# Help fluted tapers



## mailee (19 Jan 2009)

Can anyone tellme how I can make a round fluted tapering column in 
Sketchup? I have been trying to puzzle it out but it has me beat. I want to draw a bed post for a four poster bed with a tapered fluted column at each corner but I can't seem to get to grips with it. TIA. :?


----------



## SketchUp Guru (19 Jan 2009)

I'll work up a tutorial for you and post it. So you want the colum to be tapered with flutes that run out at the narrow end of the column?

Out of curiosity, how will you make this in wood? How many flutes?


----------



## Steve Maskery (19 Jan 2009)

At the risk of stealing Dave's thunder here (and that's not my intention, honest!), this is how I would go about it. I've not tried it, so this may be claptrap, but we'll see if it's the same approach as Dave would take, or maybe there is more than one way to skin this particular cat.

First I'd make a plain column. 

I'd make the base circle segment count a multiple of the number of flutes I plan to route, so for 6 flutes the default 24 would be fine. Make the cylinder, select just the top face and scale that down, using the Ctrl key to scale it around the centre rather than the opposite side.

Next, we have to make a positive version of the flute. In a separate area of the model, draw a long thin rectangle and draw a half-round on each end. Remove the ends of the rectangle so that we have the flat profile of a sausage. Draw a centre line down the middle of the profile - we can use this later for positioning.


Draw a semi-circle perpendicular to the lot. 

Using the Follow Me tool, spin the profile through 180 deg, using that semicircle as the path, to create a 3D sausage. Delete the semi-circle.

Incidentally, I can see there being problems here, so if you get any unexpected results, simply scale the whole thing up by 100x, and then scale the end result down again.

OK, we have a sausage with a line down the middle. We are going to use this to remove timber to make the flutes.

Make the sausage into a component.

On the cylinder, draw a line from one segment junction on the base to the corresponding point on the top circle. This line must be flat on the cylinder - if you get it offset, even by one segment, it will not lie on the surface. We will position the sausage on this line.

Drag and rotate the sausage, using its centre line, until it is in position on the line on our cylinder. Copy it around the cylinder.

Select everything and do an Intersect With Model.

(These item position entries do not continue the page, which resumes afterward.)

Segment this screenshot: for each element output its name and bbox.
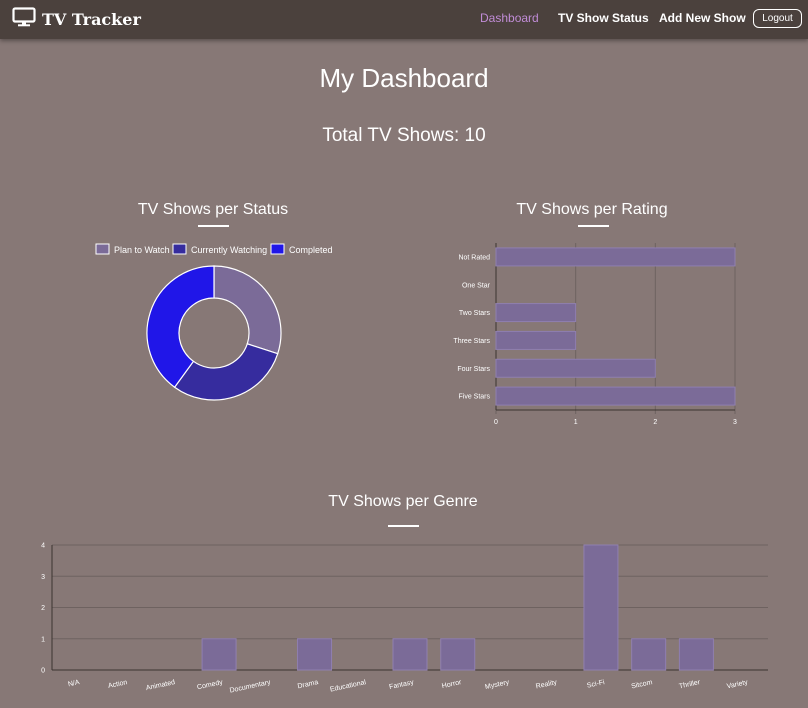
rating-category-label: Four Stars xyxy=(457,366,490,373)
genre-category-label: Drama xyxy=(297,679,319,690)
status-chart: Plan to Watch Currently Watching Completed xyxy=(95,243,333,401)
status-chart-title: TV Shows per Status xyxy=(137,201,289,218)
genre-category-label: Mystery xyxy=(484,679,510,691)
nav-link-dashboard[interactable]: Dashboard xyxy=(480,11,539,25)
tv-monitor-icon xyxy=(12,6,36,32)
genre-category-label: Sitcom xyxy=(631,679,654,690)
genre-bar-horror xyxy=(440,638,476,671)
genre-tick-label: 4 xyxy=(41,543,45,550)
rating-tick-label: 3 xyxy=(733,419,737,426)
rating-chart: 0 1 2 3 Not Rated One Star Two Stars Three Star… xyxy=(453,243,737,426)
genre-bar-thriller xyxy=(678,638,714,671)
genre-bar-fantasy xyxy=(392,638,428,671)
slice-currently-watching xyxy=(173,343,279,401)
genre-category-label: Documentary xyxy=(229,679,272,695)
rating-bar-five-stars xyxy=(495,386,736,406)
legend-label-plan-to-watch: Plan to Watch xyxy=(114,245,170,255)
genre-category-label: Horror xyxy=(441,679,463,690)
brand-name: TV Tracker xyxy=(42,9,141,29)
legend-swatch-currently-watching xyxy=(172,243,187,255)
genre-category-label: Reality xyxy=(535,679,558,690)
slice-plan-to-watch xyxy=(213,265,282,355)
brand[interactable]: TV Tracker xyxy=(12,6,141,32)
genre-bar-comedy xyxy=(201,638,237,671)
genre-category-label: Comedy xyxy=(197,679,224,691)
nav-link-tv-show-status[interactable]: TV Show Status xyxy=(558,11,649,25)
page-title: My Dashboard xyxy=(319,63,489,93)
status-title-underline xyxy=(198,225,229,227)
rating-bar-not-rated xyxy=(495,247,736,267)
rating-chart-title: TV Shows per Rating xyxy=(516,201,668,218)
genre-category-label: N/A xyxy=(67,679,80,688)
rating-category-label: Three Stars xyxy=(453,338,490,345)
genre-category-label: Sci-Fi xyxy=(586,679,605,690)
genre-category-label: Variety xyxy=(726,679,749,690)
genre-bar-drama xyxy=(297,638,333,671)
legend-swatch-completed xyxy=(270,243,285,255)
genre-category-label: Fantasy xyxy=(389,679,415,691)
nav-link-add-new-show[interactable]: Add New Show xyxy=(659,11,746,25)
rating-bar-four-stars xyxy=(495,358,656,378)
rating-title-underline xyxy=(578,225,609,227)
genre-tick-label: 0 xyxy=(41,668,45,675)
genre-tick-label: 3 xyxy=(41,574,45,581)
legend-label-currently-watching: Currently Watching xyxy=(191,245,267,255)
rating-category-label: One Star xyxy=(462,282,491,289)
rating-tick-label: 1 xyxy=(574,419,578,426)
rating-category-label: Not Rated xyxy=(458,254,490,261)
genre-tick-label: 2 xyxy=(41,605,45,612)
genre-tick-label: 1 xyxy=(41,636,45,643)
total-shows: Total TV Shows: 10 xyxy=(322,125,486,146)
genre-chart: 0 1 2 3 4 N/A Action Animated Comedy Documentary D… xyxy=(41,543,768,695)
genre-category-label: Action xyxy=(108,679,129,690)
genre-bar-sci-fi xyxy=(583,544,619,671)
rating-tick-label: 2 xyxy=(653,419,657,426)
genre-title-underline xyxy=(388,525,419,527)
genre-category-label: Thriller xyxy=(678,679,701,690)
rating-bar-three-stars xyxy=(495,330,577,350)
logout-button[interactable]: Logout xyxy=(753,9,802,28)
legend-swatch-plan-to-watch xyxy=(95,243,110,255)
rating-tick-label: 0 xyxy=(494,419,498,426)
rating-category-label: Five Stars xyxy=(458,394,490,401)
rating-category-label: Two Stars xyxy=(459,310,491,317)
genre-chart-title: TV Shows per Genre xyxy=(328,493,478,510)
genre-category-label: Animated xyxy=(145,679,175,692)
navbar: TV Tracker Dashboard TV Show Status Add … xyxy=(0,0,808,39)
genre-category-label: Educational xyxy=(329,679,367,694)
genre-bar-sitcom xyxy=(631,638,667,671)
legend-label-completed: Completed xyxy=(289,245,333,255)
rating-bar-two-stars xyxy=(495,303,577,323)
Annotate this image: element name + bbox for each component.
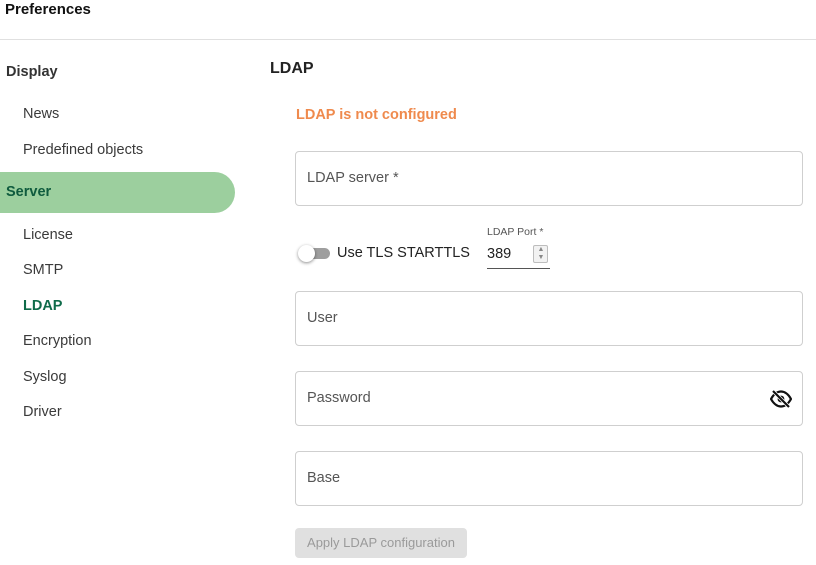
ldap-port-input[interactable]: 389 ▲ ▼ [487, 243, 550, 269]
sidebar-item-predefined-objects[interactable]: Predefined objects [23, 142, 143, 158]
sidebar-item-license[interactable]: License [23, 227, 73, 243]
top-bar: Preferences [0, 0, 816, 40]
toggle-knob [298, 245, 315, 262]
tls-starttls-toggle[interactable] [298, 245, 331, 262]
base-placeholder: Base [307, 470, 341, 486]
sidebar-item-news[interactable]: News [23, 106, 59, 122]
sidebar-item-syslog[interactable]: Syslog [23, 369, 67, 385]
apply-ldap-button[interactable]: Apply LDAP configuration [295, 528, 467, 558]
ldap-port-label: LDAP Port * [487, 226, 544, 238]
ldap-server-placeholder: LDAP server * [307, 170, 399, 186]
sidebar-item-smtp[interactable]: SMTP [23, 262, 63, 278]
page-title: LDAP [270, 60, 314, 77]
tls-starttls-label: Use TLS STARTTLS [337, 245, 470, 261]
sidebar-item-encryption[interactable]: Encryption [23, 333, 92, 349]
status-message: LDAP is not configured [296, 107, 457, 123]
sidebar-item-ldap[interactable]: LDAP [23, 298, 62, 314]
password-placeholder: Password [307, 390, 371, 406]
ldap-server-field[interactable]: LDAP server * [295, 151, 803, 206]
sidebar-item-driver[interactable]: Driver [23, 404, 62, 420]
user-placeholder: User [307, 310, 338, 326]
sidebar-section-server-label: Server [6, 184, 52, 200]
password-field[interactable]: Password [295, 371, 803, 426]
chevron-down-icon[interactable]: ▼ [537, 254, 545, 262]
sidebar-section-server[interactable]: Server [0, 172, 235, 213]
base-field[interactable]: Base [295, 451, 803, 506]
app-title: Preferences [5, 1, 91, 18]
sidebar: Display News Predefined objects Server L… [0, 40, 240, 565]
sidebar-section-display: Display [6, 64, 58, 80]
port-stepper[interactable]: ▲ ▼ [533, 245, 548, 263]
ldap-port-value: 389 [487, 246, 512, 262]
chevron-up-icon[interactable]: ▲ [537, 246, 545, 254]
eye-off-icon[interactable] [769, 389, 793, 409]
user-field[interactable]: User [295, 291, 803, 346]
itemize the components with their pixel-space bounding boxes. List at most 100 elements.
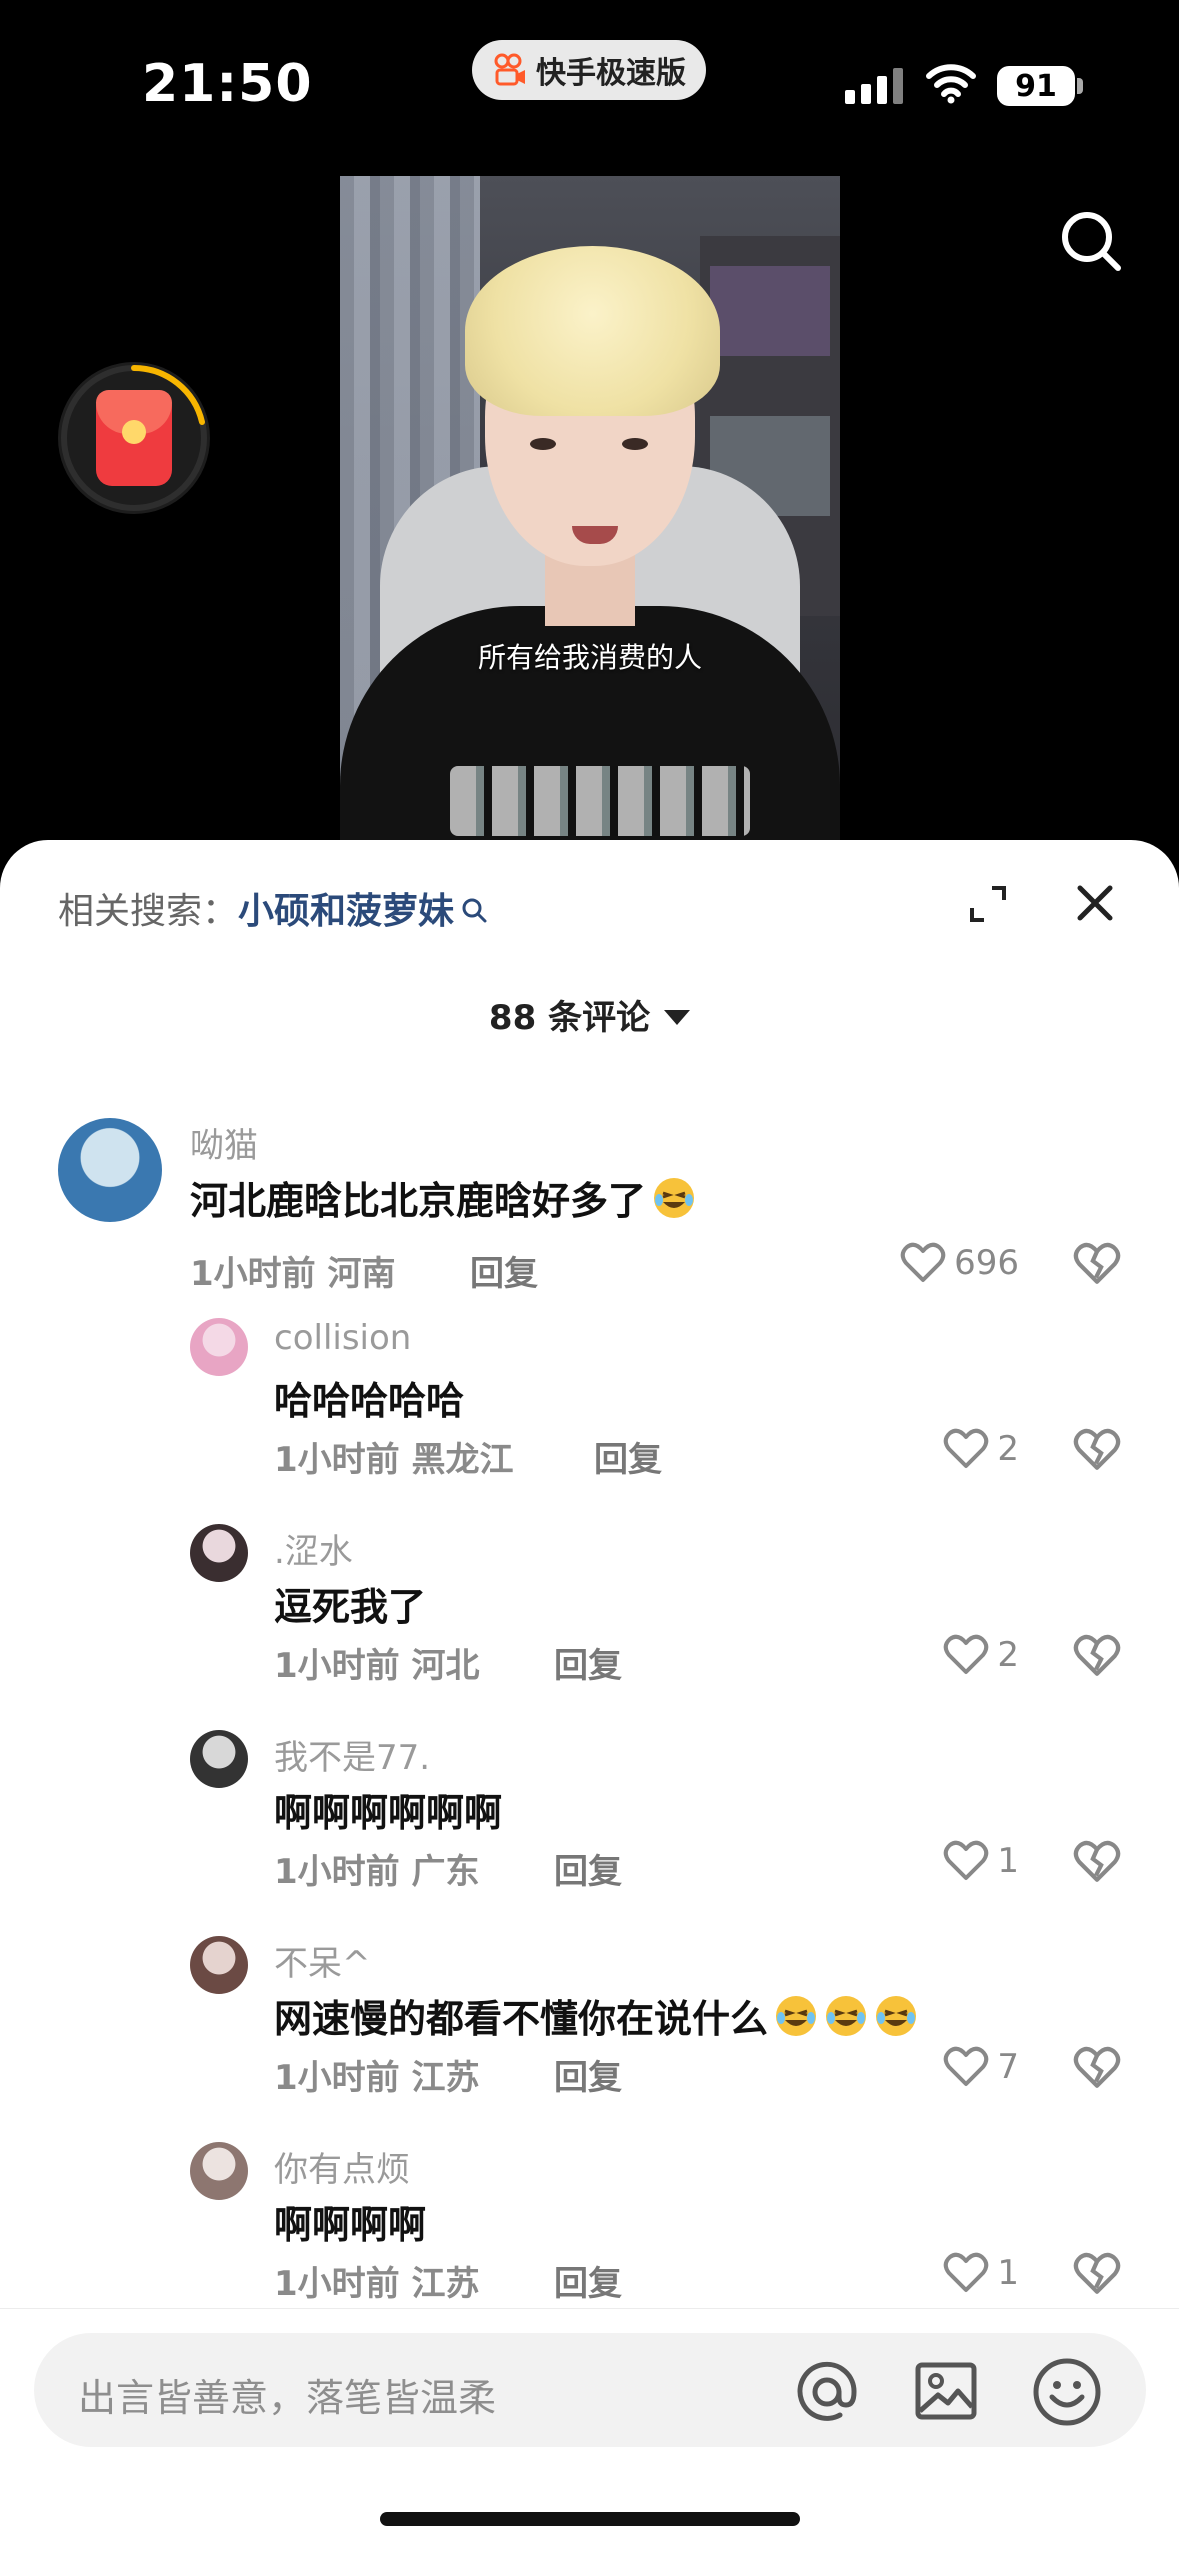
comment-region: 江苏 — [411, 2264, 480, 2304]
meta-spacer — [400, 2058, 412, 2098]
broken-heart-icon[interactable] — [1073, 1428, 1121, 1472]
video-eye-left — [530, 438, 556, 450]
laughing-emoji-icon — [654, 1177, 695, 1218]
red-packet-icon — [96, 390, 172, 486]
avatar[interactable] — [190, 1524, 248, 1582]
wifi-icon — [926, 64, 976, 104]
video-player[interactable]: 所有给我消费的人 — [340, 176, 840, 856]
avatar[interactable] — [190, 2142, 248, 2200]
reply-button[interactable]: 回复 — [554, 1638, 622, 1687]
comment-item[interactable]: 我不是77. 啊啊啊啊啊啊 1小时前 广东 回复 1 — [0, 1730, 1179, 1930]
avatar[interactable] — [58, 1118, 162, 1222]
avatar[interactable] — [190, 1730, 248, 1788]
video-shirt-print — [450, 766, 750, 836]
like-button[interactable]: 696 — [900, 1242, 1019, 1284]
comment-meta: 1小时前 江苏 — [274, 2256, 480, 2305]
image-icon[interactable] — [914, 2361, 978, 2421]
comment-item[interactable]: 呦猫 河北鹿晗比北京鹿晗好多了 1小时前 河南 回复 696 — [0, 1118, 1179, 1318]
kuaishou-logo-icon — [494, 53, 525, 86]
app-badge-label: 快手极速版 — [536, 56, 686, 91]
broken-heart-icon[interactable] — [1073, 1840, 1121, 1884]
heart-icon[interactable] — [943, 1840, 989, 1882]
comment-text-content: 网速慢的都看不懂你在说什么 — [274, 1997, 769, 2041]
comment-username[interactable]: .涩水 — [274, 1524, 353, 1573]
comment-text: 啊啊啊啊啊啊 — [274, 1782, 502, 1837]
broken-heart-icon[interactable] — [1073, 1242, 1121, 1286]
comment-text-content: 啊啊啊啊 — [274, 2203, 427, 2247]
close-icon[interactable] — [1076, 884, 1114, 922]
comment-meta: 1小时前 河北 — [274, 1638, 480, 1687]
heart-icon[interactable] — [943, 1428, 989, 1470]
meta-spacer — [400, 2264, 412, 2304]
like-button[interactable]: 2 — [943, 1428, 1019, 1470]
comment-username[interactable]: 你有点烦 — [274, 2142, 410, 2191]
comment-sheet: 相关搜索： 小硕和菠萝妹 88 条评论 呦猫 河北鹿晗比北京鹿晗好多了 1小时前 河… — [0, 840, 1179, 2556]
video-hair — [465, 246, 720, 416]
reply-button[interactable]: 回复 — [554, 2050, 622, 2099]
comment-count[interactable]: 88 条评论 — [0, 990, 1179, 1039]
heart-icon[interactable] — [943, 1634, 989, 1676]
comment-meta: 1小时前 江苏 — [274, 2050, 480, 2099]
comment-text: 哈哈哈哈哈 — [274, 1370, 464, 1425]
search-icon[interactable] — [1058, 208, 1124, 274]
comment-text: 网速慢的都看不懂你在说什么 — [274, 1988, 918, 2043]
comment-username[interactable]: 不呆^ — [274, 1936, 371, 1985]
like-button[interactable]: 2 — [943, 1634, 1019, 1676]
reply-button[interactable]: 回复 — [554, 1844, 622, 1893]
related-search-term[interactable]: 小硕和菠萝妹 — [238, 882, 454, 934]
comment-username[interactable]: collision — [274, 1318, 411, 1358]
like-count: 1 — [997, 1841, 1019, 1881]
comment-item[interactable]: 不呆^ 网速慢的都看不懂你在说什么 1小时前 江苏 回复 7 — [0, 1936, 1179, 2136]
comment-time: 1小时前 — [274, 2058, 400, 2098]
meta-spacer — [400, 1440, 412, 1480]
battery-indicator: 91 — [997, 66, 1075, 106]
cellular-signal-icon — [845, 68, 903, 104]
comment-region: 河南 — [327, 1254, 396, 1294]
comment-region: 河北 — [411, 1646, 480, 1686]
smile-icon[interactable] — [1032, 2357, 1102, 2427]
comment-input[interactable]: 出言皆善意，落笔皆温柔 — [34, 2333, 1146, 2447]
like-button[interactable]: 1 — [943, 2252, 1019, 2294]
heart-icon[interactable] — [943, 2046, 989, 2088]
comment-item[interactable]: collision 哈哈哈哈哈 1小时前 黑龙江 回复 2 — [0, 1318, 1179, 1518]
like-count: 696 — [954, 1243, 1019, 1283]
comment-region: 江苏 — [411, 2058, 480, 2098]
related-search-label: 相关搜索： — [58, 891, 239, 932]
comment-text-content: 哈哈哈哈哈 — [274, 1379, 465, 1423]
comment-time: 1小时前 — [274, 1440, 400, 1480]
red-packet-button[interactable] — [58, 362, 210, 514]
avatar[interactable] — [190, 1318, 248, 1376]
reply-button[interactable]: 回复 — [594, 1432, 662, 1481]
laughing-emoji-icon — [776, 1995, 817, 2036]
broken-heart-icon[interactable] — [1073, 1634, 1121, 1678]
broken-heart-icon[interactable] — [1073, 2252, 1121, 2296]
comment-meta: 1小时前 河南 — [190, 1246, 396, 1295]
laughing-emoji-icon — [826, 1995, 867, 2036]
like-count: 1 — [997, 2253, 1019, 2293]
like-button[interactable]: 7 — [943, 2046, 1019, 2088]
comment-username[interactable]: 呦猫 — [190, 1118, 258, 1167]
comment-region: 广东 — [411, 1852, 480, 1892]
heart-icon[interactable] — [943, 2252, 989, 2294]
comment-username[interactable]: 我不是77. — [274, 1730, 430, 1779]
broken-heart-icon[interactable] — [1073, 2046, 1121, 2090]
like-count: 7 — [997, 2047, 1019, 2087]
expand-icon[interactable] — [968, 884, 1008, 924]
app-badge[interactable]: 快手极速版 — [472, 40, 706, 100]
comment-region: 黑龙江 — [411, 1440, 514, 1480]
like-button[interactable]: 1 — [943, 1840, 1019, 1882]
comment-item[interactable]: .涩水逗死我了 1小时前 河北 回复 2 — [0, 1524, 1179, 1724]
heart-icon[interactable] — [900, 1242, 946, 1284]
avatar[interactable] — [190, 1936, 248, 1994]
comment-time: 1小时前 — [274, 2264, 400, 2304]
battery-nub — [1077, 78, 1083, 94]
reply-button[interactable]: 回复 — [554, 2256, 622, 2305]
like-count: 2 — [997, 1429, 1019, 1469]
home-indicator[interactable] — [380, 2512, 800, 2526]
comment-text-content: 逗死我了 — [274, 1585, 427, 1629]
related-search[interactable]: 相关搜索： 小硕和菠萝妹 — [58, 882, 488, 934]
comment-meta: 1小时前 广东 — [274, 1844, 480, 1893]
reply-button[interactable]: 回复 — [470, 1246, 538, 1295]
at-icon[interactable] — [794, 2359, 860, 2425]
meta-spacer — [316, 1254, 328, 1294]
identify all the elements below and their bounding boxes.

Erase the sausages and the cut surfaces of the cylinder.

I think that's the job done.

Now I'll be very interested to see if Dave tackles it the same way or whether he has another approach. Either way, I certainly think it will make a smashing tutorial.

S


----------



## mailee (19 Jan 2009)

Thanks Dave and Steve, I will try and get my brain around that one Steve maybe later when I have more time. If I make this Dave it will be on the lathe with a registering device to give me eight flutes around the circumference. I have made one before but never made any plans of the beds not having a computer back then. Thanks for your time guys.


----------



## SketchUp Guru (19 Jan 2009)

Steve's method would work for stopped flutes although he might be working too hard to get the sausages. Now, I'm hungry. You always manage to squeeze food into a conversation, Steve.  :lol: 

One correction, though. Scale about center is invoked with Ctrl, not Shift (Option on Mac)

I'll work up my version of the stopped flutes. In the meantime, here's a quick way to draw unstopped flutes on a taper. The flutes taper, too so they may not be techncially accurate but they are quick and for an illustration, I doubt it would be noticeable.







Circle with semi circle of desired flute size. Copy the semicircle around the circle as many times as needed. Make sure the arcs intersect with the edge of the circle.

Delete the segments between ends of arcs.

Push/Pull to height.

Select top face and Scale About Center to desired diamter.


----------



## Steve Maskery (19 Jan 2009)

Dave,
Thanks for the correction, duly amended.

You see, I knew there was more than one way to skin a cat.

How do I make sausages more quickly/easily? 

Cheers
Steve


----------



## SketchUp Guru (19 Jan 2009)

Steve, what is it they say about government and sausage? It's better not to see how they're made.

Your method of making sausages actually is very simple. I'd probably make a whole one because it would be easier to draw the circle perpendicular to the centerline.

And maybe try this:


Draw the cylinder and taper the top with the Scale tool as Steve described.
Under View, tick Hidden Geometry.
Put a guideline along one of the hidden edges on the taper.
Put in a guideline on the centerline of the taper, too.
Untick View>Hidden Geometry.
Triple click on the taper with the Select tool.
Right click on it and choose Hide.
A few quick guidelines to layout the location of the sausage.
Draw in the sausage profile.
Draw a circle above or below the profile perpendicular to the centerline.
Do the Follow Me thing.
Delete the circle.
Select the sausage.
Rotate copy the sausage for as many flutes as desired.
Unhide the taper.
Select everything and run Intersect with Selected.
Delete the excess sausage material.
Correct the face orientation. (You could reverse the faces on the first sausage if they don't end up reversed during Follow Me. This would remove the need for this step.


----------



## mailee (20 Jan 2009)

Thanks Dave, It was the sausage type of flutes I was looking for I know how to make the sausages but it was placing them on the cylinder that gave the problems. I will give both of these methods a try maybe tomorrow. Thanks again for all your help guys.


----------



## mailee (22 Jan 2009)

Well thanks to all your help guys I managed to cobble this together. Looks like I am on the right lines although it did take some doing. I am a slow reader. :lol: 






Problem now is can I remember how I did it all? Will run through it again following your instructions to be on the safe side.


----------



## SketchUp Guru (22 Jan 2009)

From what I can see it looks good. The only things I can suggest are these: Correct the face orientation in the flutes. They show as reversed in the image you've posted. When you make the sausage, you could reduce the number of segments used in the arcs and the circle for the Follow Me path without hurting anything. It'll help to reduce the entity count and keep file size down a bit.

Keep up the good work.


----------